La Cantoria
La Cantoria. Montreal choir with a nucleus of about 30 voices, founded ca 1939, and directed by Victor Brault. It performed choral works with one or two pianos as well as operas and oratorios. Its aim was to promote Canadian music and partsongs and folksongs from other countries. Four CBC radio series, 'Le Chant du monde' 1939-42, were very successful and later were broadcast in Latin America. La Cantoria, under Jean-Marie Beaudet's direction, also sang for the CBC Honegger's Le Roi David in 1941, and Pierné's La Croisade des enfants in 1942 and Les Enfants à Bethléem in 1946. In September 1943 the choir, a member of the Metropolitan Opera Guild, took part in Metropolitan performances of Aida, Lohengrin, and Boris Godunov at the St-Denis Theatre. It also performed operas such as Orphée et Eurydice and Carmen with Victor Brault.

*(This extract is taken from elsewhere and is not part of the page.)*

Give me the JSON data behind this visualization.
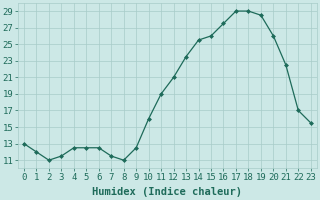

Brault commissioned original works by several renowned composers, including Alexandre Tansman, whose Deux Chants anciens religeux de Pologne, for choir and piano, La Cantoria premiered on CBC radio in 1945. With the co-operation of Nadia Boulanger and Jean Françaix La Cantoria appeared in 1947 at the École normale in Paris, singing Lili Boulanger's Vieille prière bouddhique and works by Canadian composers, notably Claude Champagne (Suite canadienne, its first performance in Paris since it had been premiered there in 1928), James Callihou (Léo-Pol Morin), Laurent Winter (Victor Brault), and Andrée Desautels. The honorary board of La Cantoria included Sir Ernest MacMillan, Claude Champagne, Darius Milhaud, Vladimir Golschmann, Alexandre Tansman, and Arthur Honegger. La Cantoria recorded Champagne's Suite canadienne in 1945 on 78 rpm (RCI Canadian Album no. 1/RCA DM-1229) with the CBC Montreal orchestra conducted by Beaudet (a reissue was released in 1988 on 4-ACM 30). The choir disbanded in the early 1950s.
Another ensemble, La Cantoria de Montréal, directed by Pierre Albrech, flourished briefly in 1926.